PIONEER GOLD AND PATTERNS
During the mid-19th century and throughout the gold rush of the 1850s and 1860s, several private mints issued gold coins. Today, these fascinating relics of Americana, know as Pioneer Gold, are quite rare.
Patterns are trial or experimental pieces struck as examples of a proposed design. Most of the designs - or patterns - were never adopted for regular issue coins and were struck in very limited quantities.
COLONIALS
These were usually copper pieces struck during the 17th and 18th centuries, serving as circulating coins in the years prior to America's independence. Before the first U.S. mint opened in 1793, the individual states, private coiners, or foreign mints issued the coins used. At least two designs are attributed to Benjamin Franklin.
EUROPEAN GOLD
Classic European gold coinage is an overlooked but extremely promising sector of today's gold market. WE HIGHLY RECOMMEND EUROPEAN GOLD COINS AS AN INTELLIGENT ALTERNATIVE TO MODERN GOLD BULLION for those customers seeking low-priced "bulk gold."

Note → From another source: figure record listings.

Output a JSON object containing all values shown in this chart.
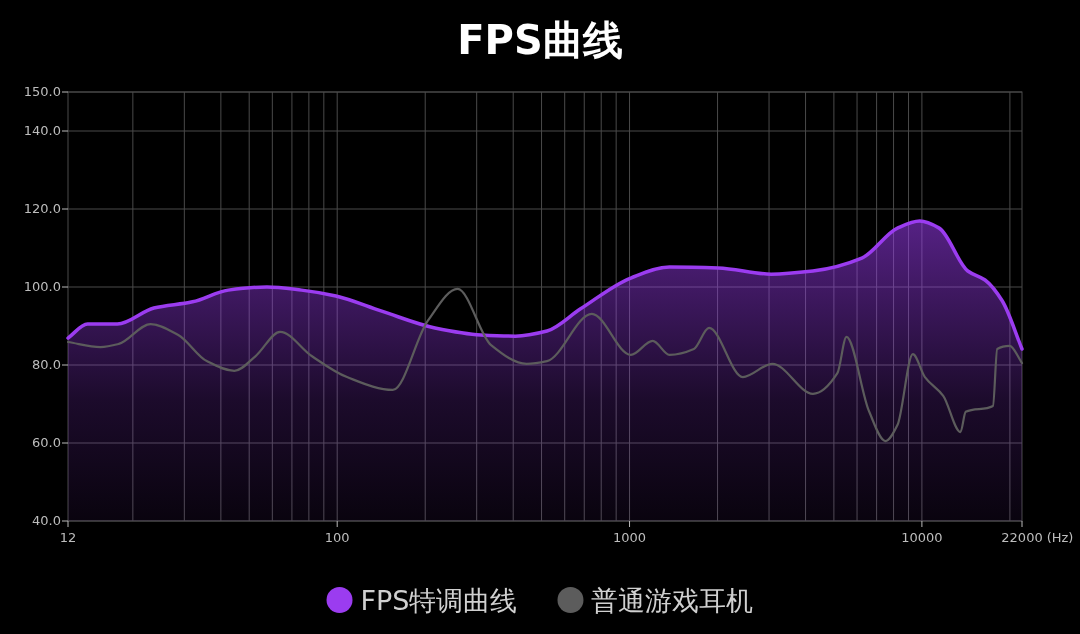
{
  "chart_data": {
    "type": "line",
    "title": "FPS曲线",
    "xlabel": "(Hz)",
    "log": "x",
    "grid": true,
    "legend": "bottom",
    "marker": "none",
    "line_style": "solid",
    "xlim": [
      12,
      22000
    ],
    "xticks": [
      12,
      100,
      1000,
      10000,
      22000
    ],
    "ylim": [
      40,
      150
    ],
    "yticks": [
      {
        "value": 40,
        "label": "40.0"
      },
      {
        "value": 60,
        "label": "60.0"
      },
      {
        "value": 80,
        "label": "80.0"
      },
      {
        "value": 100,
        "label": "100.0"
      },
      {
        "value": 120,
        "label": "120.0"
      },
      {
        "value": 140,
        "label": "140.0"
      },
      {
        "value": 150,
        "label": "150.0"
      }
    ],
    "series": [
      {
        "name": "FPS特调曲线",
        "type": "area",
        "color": "#9b3cf0",
        "x": [
          12,
          14,
          17.7,
          23.6,
          32,
          42.4,
          57.5,
          75.5,
          99,
          142,
          216,
          310,
          407,
          522,
          680,
          1010,
          1370,
          2010,
          3050,
          4240,
          6230,
          8250,
          9840,
          11460,
          14350,
          16440,
          18840,
          22000
        ],
        "values": [
          86.9,
          90.5,
          90.5,
          94.6,
          96.2,
          99.2,
          100,
          99.2,
          97.7,
          93.8,
          89.5,
          87.7,
          87.4,
          88.7,
          94.4,
          102.3,
          105.1,
          104.9,
          103.3,
          104.1,
          107.4,
          115.1,
          116.9,
          115.1,
          104.1,
          101.8,
          96.4,
          84.1
        ]
      },
      {
        "name": "普通游戏耳机",
        "color": "#5c5c5c",
        "x": [
          12,
          15.5,
          17.9,
          23,
          28.6,
          35.8,
          44.5,
          52.6,
          63.8,
          81.8,
          108,
          155,
          204,
          258,
          336,
          445,
          522,
          743,
          1010,
          1200,
          1370,
          1660,
          1870,
          2440,
          3080,
          4240,
          5140,
          5520,
          6590,
          7500,
          8250,
          9310,
          10240,
          11830,
          13550,
          14120,
          17500,
          18100,
          19950,
          22000
        ],
        "values": [
          85.9,
          84.6,
          85.4,
          90.5,
          87.7,
          81,
          78.5,
          82.3,
          88.5,
          82.3,
          76.9,
          73.6,
          91.3,
          99.5,
          85.1,
          80.3,
          81,
          93.1,
          82.6,
          86.2,
          82.6,
          84.1,
          89.5,
          76.9,
          80.3,
          72.6,
          77.9,
          87.2,
          68.2,
          60.5,
          64.6,
          82.8,
          76.9,
          72.1,
          62.8,
          68,
          69.5,
          84.1,
          84.9,
          80.5
        ]
      }
    ]
  }
}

We also offer unusual and extremely high-quality European and World Gold coins for collectors and investors. Much of the information you need in order to learn more about this historical and fascinating sector of the gold market appears below.
Among savvy investors, European gold coins are recognized as one of the most advantageous ways to invest in "bulk" gold. Gold coins like British Sovereign "Kings", French 20 franc "Lucky" Angels, and German "Wilhelm II" Gold 20 Marks, to name only a few, offer all of the benefits of gold modern bullion, plus the added leverage to the gold market that comes only with scarce, collectible gold coins.
With so many choices today for the purchase of modern bullion coins, many investors don't even realize that these European gold coins exist! But for almost for the same price per ounce as modern gold bullion, classic European gold coins offer many additional benefits.
And don't forget, with changes in European tax law in 2001, rare coins that trade at 30% above melt value are exempt from value added tax, between 10 and 25% in most European countries.